A rider who has collected junior and under-23 titles in cyclo-cross, mountain biking and on the road looks to have the world at his feet, and a bucket list on his phone that includes the Tour de France.
“If someone mentions cycling in the UK, you think of someone like Mark Cavendish - that’s kind of what I want to be, I want to be a name you associate with it,” Pidcock told the PA news agency.
“In Formula One it’s Lewis Hamilton, in tennis it’s Roger Federer or maybe Andy Murray if you’re British. That’s where I want to get to in the sport.”
By any measure Pidcock’s start to life at WorldTour level has been outstanding.
After taking third at Kuurne-Bruxelles-Kuurne, he came into the finale of Strade Bianche in March challenging an elite group that included reigning world champion Julian Alaphilippe and Tour de France winners Egan Bernal and Tadej Pogacar, ultimately finishing fifth.
“There was a point in that race where I was just rotating through and you look, there’s two Tour winners, the world champion, and a four-time cyclocross world champion (eventual race winner Mathieu van der Poel),” Pidcock said.
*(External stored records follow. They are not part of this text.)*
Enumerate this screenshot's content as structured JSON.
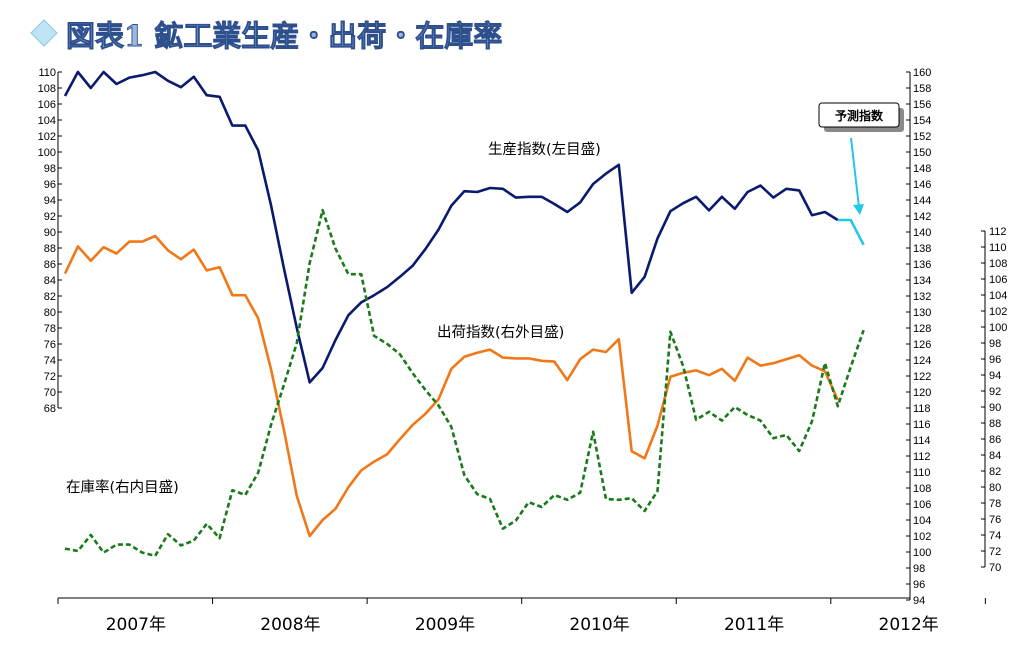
{
  "title": "図表1 鉱工業生産・出荷・在庫率",
  "chart_data": {
    "type": "line",
    "x": [
      "2007-01",
      "2007-02",
      "2007-03",
      "2007-04",
      "2007-05",
      "2007-06",
      "2007-07",
      "2007-08",
      "2007-09",
      "2007-10",
      "2007-11",
      "2007-12",
      "2008-01",
      "2008-02",
      "2008-03",
      "2008-04",
      "2008-05",
      "2008-06",
      "2008-07",
      "2008-08",
      "2008-09",
      "2008-10",
      "2008-11",
      "2008-12",
      "2009-01",
      "2009-02",
      "2009-03",
      "2009-04",
      "2009-05",
      "2009-06",
      "2009-07",
      "2009-08",
      "2009-09",
      "2009-10",
      "2009-11",
      "2009-12",
      "2010-01",
      "2010-02",
      "2010-03",
      "2010-04",
      "2010-05",
      "2010-06",
      "2010-07",
      "2010-08",
      "2010-09",
      "2010-10",
      "2010-11",
      "2010-12",
      "2011-01",
      "2011-02",
      "2011-03",
      "2011-04",
      "2011-05",
      "2011-06",
      "2011-07",
      "2011-08",
      "2011-09",
      "2011-10",
      "2011-11",
      "2011-12",
      "2012-01",
      "2012-02",
      "2012-03",
      "2012-04",
      "2012-05",
      "2012-06",
      "2012-07",
      "2012-08",
      "2012-09",
      "2012-10",
      "2012-11",
      "2012-12"
    ],
    "x_tick_labels": [
      "2007年",
      "2008年",
      "2009年",
      "2010年",
      "2011年",
      "2012年"
    ],
    "axes": {
      "left": {
        "min": 68,
        "max": 110,
        "step": 2,
        "ticks": [
          "68",
          "70",
          "72",
          "74",
          "76",
          "78",
          "80",
          "82",
          "84",
          "86",
          "88",
          "90",
          "92",
          "94",
          "96",
          "98",
          "100",
          "102",
          "104",
          "106",
          "108",
          "110"
        ]
      },
      "right_outer": {
        "min": 94,
        "max": 160,
        "step": 2,
        "ticks": [
          "94",
          "96",
          "98",
          "100",
          "102",
          "104",
          "106",
          "108",
          "110",
          "112",
          "114",
          "116",
          "118",
          "120",
          "122",
          "124",
          "126",
          "128",
          "130",
          "132",
          "134",
          "136",
          "138",
          "140",
          "142",
          "144",
          "146",
          "148",
          "150",
          "152",
          "154",
          "156",
          "158",
          "160"
        ]
      },
      "right_inner": {
        "min": 70,
        "max": 112,
        "step": 2,
        "ticks": [
          "70",
          "72",
          "74",
          "76",
          "78",
          "80",
          "82",
          "84",
          "86",
          "88",
          "90",
          "92",
          "94",
          "96",
          "98",
          "100",
          "102",
          "104",
          "106",
          "108",
          "110",
          "112"
        ]
      }
    },
    "series": [
      {
        "name": "生産指数(左目盛)",
        "axis": "left",
        "color": "#0a1a6e",
        "style": "solid",
        "values": [
          107,
          110,
          108,
          110,
          108.5,
          109.3,
          109.6,
          110,
          108.9,
          108.1,
          109.4,
          107.1,
          106.9,
          103.3,
          103.3,
          100.2,
          93.3,
          85.4,
          78,
          71.2,
          73,
          76.5,
          79.6,
          81.2,
          82.1,
          83.1,
          84.4,
          85.8,
          87.9,
          90.3,
          93.3,
          95.1,
          95,
          95.5,
          95.4,
          94.3,
          94.4,
          94.4,
          93.5,
          92.5,
          93.7,
          96,
          97.3,
          98.4,
          82.4,
          84.4,
          89.2,
          92.6,
          93.6,
          94.4,
          92.7,
          94.4,
          92.9,
          95,
          95.8,
          94.3,
          95.4,
          95.2,
          92.1,
          92.5,
          91.5,
          null,
          null,
          null,
          null,
          null,
          null,
          null,
          null,
          null,
          null,
          null
        ]
      },
      {
        "name": "予測指数",
        "axis": "left",
        "color": "#22c8e8",
        "style": "solid",
        "values": [
          null,
          null,
          null,
          null,
          null,
          null,
          null,
          null,
          null,
          null,
          null,
          null,
          null,
          null,
          null,
          null,
          null,
          null,
          null,
          null,
          null,
          null,
          null,
          null,
          null,
          null,
          null,
          null,
          null,
          null,
          null,
          null,
          null,
          null,
          null,
          null,
          null,
          null,
          null,
          null,
          null,
          null,
          null,
          null,
          null,
          null,
          null,
          null,
          null,
          null,
          null,
          null,
          null,
          null,
          null,
          null,
          null,
          null,
          null,
          null,
          91.5,
          91.5,
          88.4,
          null,
          null,
          null,
          null,
          null,
          null,
          null,
          null,
          null
        ]
      },
      {
        "name": "出荷指数(右外目盛)",
        "axis": "right_outer",
        "color": "#f07818",
        "style": "solid",
        "values": [
          134.8,
          138.2,
          136.4,
          138.1,
          137.3,
          138.8,
          138.8,
          139.5,
          137.7,
          136.6,
          137.8,
          135.2,
          135.6,
          132.1,
          132.1,
          129.2,
          122.8,
          115.2,
          107,
          102,
          104,
          105.4,
          108.1,
          110.2,
          111.3,
          112.2,
          114.1,
          115.9,
          117.3,
          119.1,
          122.9,
          124.4,
          124.9,
          125.3,
          124.3,
          124.2,
          124.2,
          123.9,
          123.8,
          121.5,
          124.1,
          125.3,
          125,
          126.6,
          112.6,
          111.7,
          115.8,
          121.9,
          122.4,
          122.7,
          122.1,
          122.9,
          121.4,
          124.3,
          123.3,
          123.6,
          124.1,
          124.6,
          123.3,
          122.6,
          119,
          null,
          null,
          null,
          null,
          null,
          null,
          null,
          null,
          null,
          null,
          null
        ]
      },
      {
        "name": "在庫率(右内目盛)",
        "axis": "right_inner",
        "color": "#1a7a1a",
        "style": "dashed",
        "values": [
          72.3,
          72,
          74,
          71.8,
          72.8,
          72.8,
          71.8,
          71.4,
          74.1,
          72.7,
          73.3,
          75.4,
          73.6,
          79.6,
          79,
          81.8,
          87.8,
          92.8,
          98,
          108,
          114.6,
          109.8,
          106.6,
          106.6,
          98.9,
          97.9,
          96.6,
          94.2,
          92.1,
          90.2,
          87.5,
          81.5,
          79.1,
          78.5,
          74.8,
          75.8,
          78.1,
          77.5,
          79,
          78.4,
          79.3,
          86.9,
          78.5,
          78.4,
          78.6,
          77,
          79.5,
          99.4,
          95.1,
          88.4,
          89.4,
          88.3,
          90,
          89,
          88.3,
          86.1,
          86.5,
          84.5,
          88.2,
          95.5,
          90.1,
          95,
          99.6,
          null,
          null,
          null,
          null,
          null,
          null,
          null,
          null,
          null
        ]
      }
    ],
    "annotations": [
      {
        "text": "生産指数(左目盛)"
      },
      {
        "text": "出荷指数(右外目盛)"
      },
      {
        "text": "在庫率(右内目盛)"
      },
      {
        "text": "予測指数",
        "boxed": true
      }
    ],
    "grid": false
  }
}
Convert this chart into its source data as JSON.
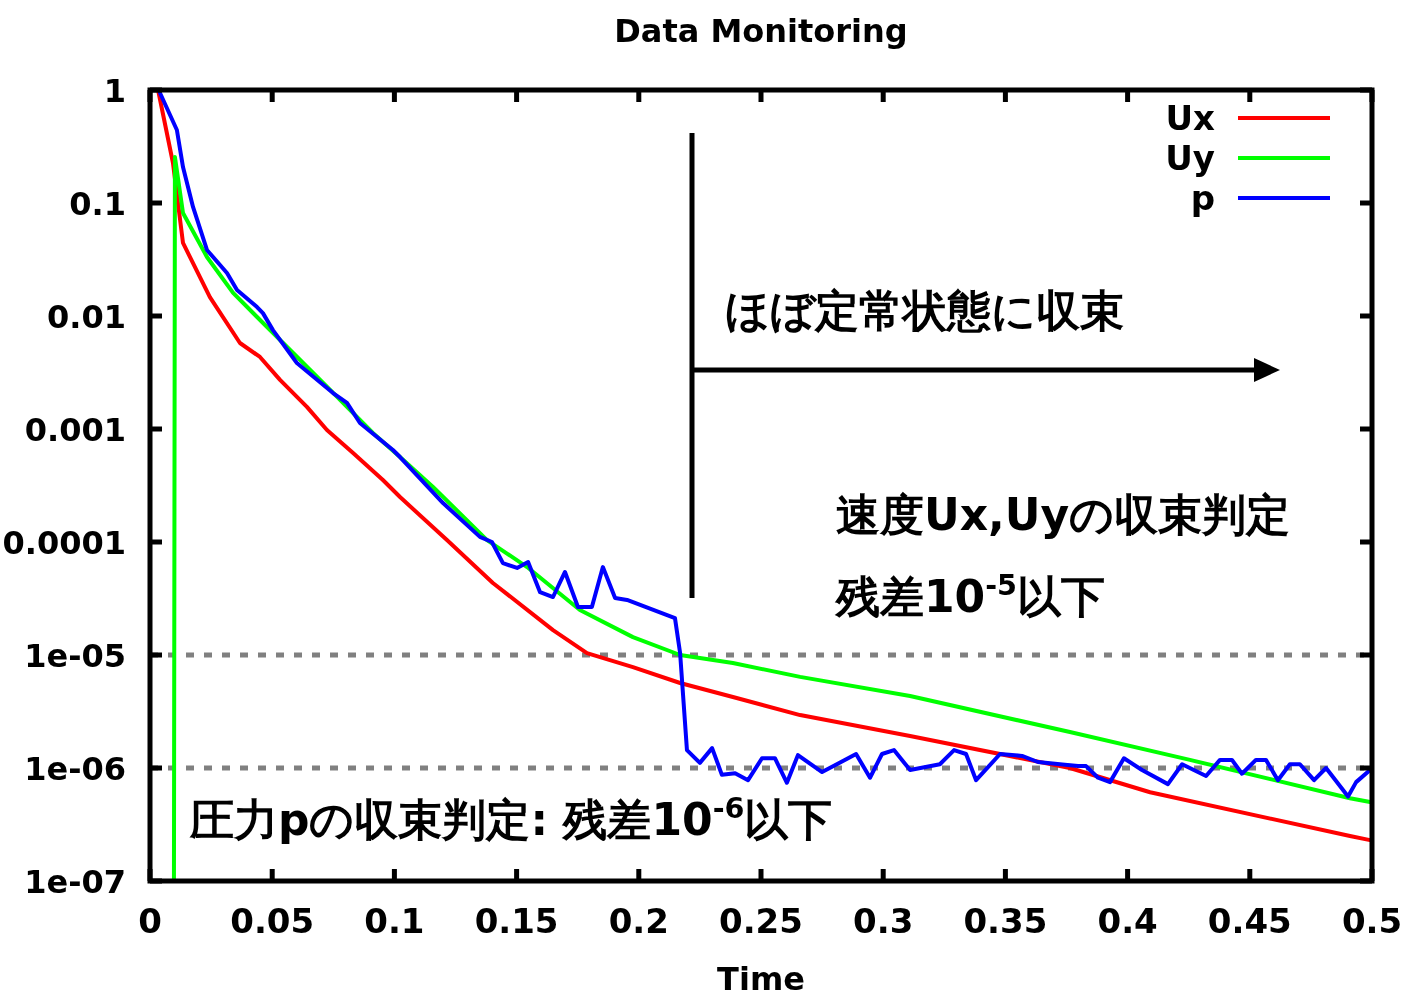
{
  "chart_data": {
    "type": "line",
    "title": "Data Monitoring",
    "xlabel": "Time",
    "xlim": [
      0,
      0.5
    ],
    "xticks": [
      0,
      0.05,
      0.1,
      0.15,
      0.2,
      0.25,
      0.3,
      0.35,
      0.4,
      0.45,
      0.5
    ],
    "ylim": [
      1e-07,
      1
    ],
    "log": "y",
    "yticks": [
      1,
      0.1,
      0.01,
      0.001,
      0.0001,
      {
        "value": 1e-05,
        "label": "1e-05"
      },
      {
        "value": 1e-06,
        "label": "1e-06"
      },
      {
        "value": 1e-07,
        "label": "1e-07"
      }
    ],
    "grid": false,
    "legend": "top right",
    "marker": "none",
    "line_style": "solid",
    "ref_lines": [
      {
        "axis": "y",
        "value": 1e-05,
        "color": "#808080",
        "line_style": "dotted"
      },
      {
        "axis": "y",
        "value": 1e-06,
        "color": "#808080",
        "line_style": "dotted"
      }
    ],
    "annotations": [
      "ほぼ定常状態に収束",
      "速度Ux,Uyの収束判定",
      "残差10$^{-5}$以下",
      "圧力pの収束判定: 残差10$^{-6}$以下"
    ],
    "series": [
      {
        "name": "Ux",
        "color": "#ff0000",
        "x": [
          0.0033,
          0.0094,
          0.0135,
          0.0245,
          0.0368,
          0.045,
          0.0532,
          0.0642,
          0.0724,
          0.0831,
          0.0953,
          0.1023,
          0.1215,
          0.1403,
          0.1649,
          0.1788,
          0.1976,
          0.2169,
          0.2385,
          0.266,
          0.311,
          0.3764,
          0.4092,
          0.491,
          0.4992
        ],
        "values": [
          1,
          0.226,
          0.0443,
          0.0147,
          0.00577,
          0.00434,
          0.00272,
          0.00157,
          0.00098,
          0.000614,
          0.000354,
          0.00025,
          0.000104,
          4.34e-05,
          1.66e-05,
          1.04e-05,
          7.8e-06,
          5.65e-06,
          4.25e-06,
          2.94e-06,
          1.92e-06,
          1e-06,
          6.1e-07,
          2.5e-07,
          2.3e-07
        ]
      },
      {
        "name": "Uy",
        "color": "#00ff00",
        "x": [
          0.0098,
          0.0102,
          0.0135,
          0.0233,
          0.034,
          0.0438,
          0.0561,
          0.0725,
          0.0912,
          0.1023,
          0.1158,
          0.1379,
          0.1543,
          0.1759,
          0.1976,
          0.2169,
          0.2385,
          0.266,
          0.311,
          0.3764,
          0.4255,
          0.491,
          0.4992
        ],
        "values": [
          1e-07,
          0.255,
          0.0816,
          0.0333,
          0.016,
          0.0098,
          0.00532,
          0.00236,
          0.000922,
          0.000565,
          0.000307,
          0.000104,
          6e-05,
          2.5e-05,
          1.44e-05,
          1e-05,
          8.5e-06,
          6.4e-06,
          4.34e-06,
          2.08e-06,
          1.18e-06,
          5.4e-07,
          5e-07
        ]
      },
      {
        "name": "p",
        "color": "#0000ff",
        "x": [
          0.0041,
          0.011,
          0.0135,
          0.0176,
          0.0233,
          0.0315,
          0.0356,
          0.0438,
          0.0462,
          0.0503,
          0.0601,
          0.0749,
          0.0806,
          0.0859,
          0.0994,
          0.1023,
          0.1199,
          0.135,
          0.1399,
          0.1444,
          0.1502,
          0.1547,
          0.1596,
          0.1649,
          0.1698,
          0.1751,
          0.1808,
          0.1853,
          0.1903,
          0.1952,
          0.2148,
          0.2169,
          0.2197,
          0.225,
          0.23,
          0.234,
          0.2394,
          0.2447,
          0.2504,
          0.2557,
          0.2606,
          0.2651,
          0.275,
          0.2889,
          0.2946,
          0.2995,
          0.3044,
          0.311,
          0.3232,
          0.329,
          0.3339,
          0.338,
          0.3478,
          0.3568,
          0.3633,
          0.3797,
          0.383,
          0.3879,
          0.3928,
          0.3985,
          0.4059,
          0.4165,
          0.4223,
          0.4321,
          0.4378,
          0.4427,
          0.4468,
          0.4525,
          0.4566,
          0.4615,
          0.4664,
          0.4705,
          0.4763,
          0.4812,
          0.4902,
          0.4935,
          0.4992
        ],
        "values": [
          0.94,
          0.443,
          0.208,
          0.0922,
          0.0384,
          0.024,
          0.017,
          0.012,
          0.0106,
          0.0075,
          0.00384,
          0.00208,
          0.0017,
          0.00113,
          0.000652,
          0.000565,
          0.000221,
          0.000111,
          0.0001,
          6.5e-05,
          5.9e-05,
          6.65e-05,
          3.6e-05,
          3.26e-05,
          5.43e-05,
          2.66e-05,
          2.66e-05,
          6e-05,
          3.19e-05,
          3.07e-05,
          2.12e-05,
          1.04e-05,
          1.44e-06,
          1.11e-06,
          1.5e-06,
          8.7e-07,
          9e-07,
          7.8e-07,
          1.22e-06,
          1.22e-06,
          7.4e-07,
          1.3e-06,
          9.2e-07,
          1.33e-06,
          8.2e-07,
          1.33e-06,
          1.44e-06,
          9.6e-07,
          1.08e-06,
          1.44e-06,
          1.33e-06,
          7.8e-07,
          1.33e-06,
          1.28e-06,
          1.13e-06,
          1.04e-06,
          1.04e-06,
          8.2e-07,
          7.5e-07,
          1.22e-06,
          9.6e-07,
          7.2e-07,
          1.08e-06,
          8.5e-07,
          1.18e-06,
          1.18e-06,
          8.9e-07,
          1.18e-06,
          1.18e-06,
          7.8e-07,
          1.08e-06,
          1.08e-06,
          7.8e-07,
          1e-06,
          5.6e-07,
          7.5e-07,
          9.6e-07
        ]
      }
    ]
  }
}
“You think, ‘wow, I’m in the mix here, I’m at the front with the biggest riders in the world.”
Pidcock said it had felt an “easy transition” to move up to the WorldTour, but then he is used to changing gears. This month he has swapped his road bike for a mountain bike but not slowed down.
He won his season opener in Leukerbad, Switzerland at the start of the month before defying a puncture to turn 100th place into fifth in the opening UCI World Cup race in Albstadt, Germany on Sunday.
The results underlined Pidcock’s obvious medal potential for the Olympics this summer but there is one major problem - qualification for Tokyo is out of his hands.
Great Britain do not have enough points to qualify a place themselves, but Pidcock could still sneak in. The first two non-qualifying nations from the previous under-23 world championships also get a ticket - Britain came third so if Romania or Chile qualify directly, Britain is next in line.
The final tickets for Tokyo will be punched in Nove Mesto, Czech Republic this weekend, but with his fate to be determined by others, Pidcock will race it like any other race.
“I think I’ve got a really good chance of a medal (in Tokyo) and I think the biggest chance is in the mountain bikes over the road, so for sure it’s one of my goals for the season,” Pidcock said.
“I’d still be doing what I’m doing, I’d be doing these races (regardless of qualification) so it doesn’t change anything in terms of how I approach it.”
After this World Cup, Pidcock’s next race will be back on the road at the Tour de Suisse early next month. After that, he hopes, come the Olympics, while the back end of the season will be built around a Grand Tour debut at the Vuelta a Espana, which starts on August 14.
It is a hectic schedule for a rider who never enjoys a true off-season as he flips between disciplines, taking shorter breaks whenever he can find them.
“I want to win the Tour de France, so at some point in my career I’m going to have to stop the other things and focus on the road,” he said.
“I’d need to leave the other things, maybe not all together, but it would need to take a step back.”